Choices include locally raised burgers, Italian ices, fair trade coffees, salads like the popular “Trust Me,” “Not Pasta” (made with fresh zucchini and then topped with marinara and ricotta or Italian sausage). Of course, there are local steaks, grilled chicken, pork shank, and “The Veggie Dream” (basmati, feta, artichokes and tomatoes in a creamy curry sauce).

Smooth Ambler Distillery

Down the road at the Smooth Ambler, it’s “grain-to-glass,” since all their corn and wheat come from a local farmer, hand-selected, brought in whole, and ground just before it’s put into the mash tank. After the first run on the still, the leavings, rich in protein, are picked up by another farmer and used to feed his livestock.

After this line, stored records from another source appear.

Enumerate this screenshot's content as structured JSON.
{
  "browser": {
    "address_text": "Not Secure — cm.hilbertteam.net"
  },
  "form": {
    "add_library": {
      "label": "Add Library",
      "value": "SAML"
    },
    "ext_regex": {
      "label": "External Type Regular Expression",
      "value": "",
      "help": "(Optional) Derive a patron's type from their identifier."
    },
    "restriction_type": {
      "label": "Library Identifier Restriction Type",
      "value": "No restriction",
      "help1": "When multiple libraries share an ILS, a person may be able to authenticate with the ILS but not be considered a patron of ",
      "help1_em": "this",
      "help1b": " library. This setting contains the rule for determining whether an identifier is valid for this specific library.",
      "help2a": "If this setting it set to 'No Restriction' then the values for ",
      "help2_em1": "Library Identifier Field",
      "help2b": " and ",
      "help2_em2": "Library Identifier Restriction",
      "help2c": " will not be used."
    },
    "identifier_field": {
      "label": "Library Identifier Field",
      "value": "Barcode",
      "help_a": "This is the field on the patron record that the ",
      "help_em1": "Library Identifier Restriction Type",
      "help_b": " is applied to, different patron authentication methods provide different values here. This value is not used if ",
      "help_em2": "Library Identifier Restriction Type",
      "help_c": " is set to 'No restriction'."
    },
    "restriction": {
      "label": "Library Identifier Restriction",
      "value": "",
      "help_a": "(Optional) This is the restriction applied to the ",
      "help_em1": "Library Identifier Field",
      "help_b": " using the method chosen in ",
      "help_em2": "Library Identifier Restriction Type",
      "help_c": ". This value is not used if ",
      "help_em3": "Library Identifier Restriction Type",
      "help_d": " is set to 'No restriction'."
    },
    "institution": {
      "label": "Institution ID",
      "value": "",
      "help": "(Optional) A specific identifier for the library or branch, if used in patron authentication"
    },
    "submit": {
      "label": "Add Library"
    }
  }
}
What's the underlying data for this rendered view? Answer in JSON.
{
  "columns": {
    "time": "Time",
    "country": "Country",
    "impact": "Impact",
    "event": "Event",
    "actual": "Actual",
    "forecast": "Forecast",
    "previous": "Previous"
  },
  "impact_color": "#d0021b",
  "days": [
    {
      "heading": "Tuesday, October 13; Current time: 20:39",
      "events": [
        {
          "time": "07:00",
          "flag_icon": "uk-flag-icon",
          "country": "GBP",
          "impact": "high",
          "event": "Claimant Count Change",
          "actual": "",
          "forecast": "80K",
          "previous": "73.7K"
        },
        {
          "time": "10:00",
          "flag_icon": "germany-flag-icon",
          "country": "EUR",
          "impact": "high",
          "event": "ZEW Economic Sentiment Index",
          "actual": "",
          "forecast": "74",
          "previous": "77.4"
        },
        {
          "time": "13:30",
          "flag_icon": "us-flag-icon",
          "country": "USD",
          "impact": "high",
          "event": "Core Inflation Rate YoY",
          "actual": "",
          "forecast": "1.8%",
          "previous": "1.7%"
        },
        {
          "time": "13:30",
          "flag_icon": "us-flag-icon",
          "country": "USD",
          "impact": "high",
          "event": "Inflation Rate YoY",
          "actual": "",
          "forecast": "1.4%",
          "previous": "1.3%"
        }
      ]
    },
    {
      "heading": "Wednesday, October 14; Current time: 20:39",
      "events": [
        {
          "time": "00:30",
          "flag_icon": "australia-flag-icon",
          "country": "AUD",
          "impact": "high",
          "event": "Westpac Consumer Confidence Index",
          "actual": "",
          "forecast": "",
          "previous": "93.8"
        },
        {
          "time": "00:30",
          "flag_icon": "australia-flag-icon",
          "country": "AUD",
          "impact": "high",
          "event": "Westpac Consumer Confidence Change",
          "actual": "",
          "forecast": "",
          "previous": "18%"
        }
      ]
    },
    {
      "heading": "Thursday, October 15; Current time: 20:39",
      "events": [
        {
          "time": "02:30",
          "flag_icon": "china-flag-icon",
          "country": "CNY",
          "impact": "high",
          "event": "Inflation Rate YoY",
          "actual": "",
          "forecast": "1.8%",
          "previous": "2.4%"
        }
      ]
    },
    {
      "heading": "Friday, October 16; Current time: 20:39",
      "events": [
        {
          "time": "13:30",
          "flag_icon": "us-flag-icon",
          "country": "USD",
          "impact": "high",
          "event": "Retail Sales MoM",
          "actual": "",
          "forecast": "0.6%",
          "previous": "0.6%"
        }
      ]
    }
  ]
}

Grain-to-glass means more control over consistency and quality, as with the botanicals they bring in whole — the juniper, the cardamom, black pepper — then grind fresh.

Visiting their sampling room, you might walk out with a bottle of their Founders' Cask Strength Series, Contradiction, or a box of Chocolate Caramel Bourbon Balls, made by West Virginia confectioner Holls Chocolate (with Smooth Ambler spirits).

Farm to Table Vegetables.
Farm to table

Down the road at the Smooth Ambler, it’s grain-to-glass.

Farmers’ Markets

Farm-to-table doesn’t always need to include someone else’s table. It could be your own. The Greenbrier Valley “sows and reaps” a bounty of fresh foods that can be purchased from the local farmers’ markets and several shops in the area. Throughout the growing season, the Alderson Community Market, Western Greenbrier Farmer’s Market and Courthouse Farmers’ Market are all vending on different days of the week with a wide variety of fruits and vegetables, meats, eggs, baked goods, jams and jellies, plants and fresh flowers. Shops such as Swift Level Fine Meats, Bella the Corner Gourmet, Edith's and the Rainelle Deli & Marketplace are proud of the quality our local producers deliver. You'll find honey, eggs, ciders, breads, meats and so much more on a daily basis.

That’s just a sampler of the farm-to-table movement happening in the Greenbrier Valley, where the bounty of the rolling hills and winding streams is giving rise to a true “back-in-time” cuisine experience found only here, and nowhere else on Earth.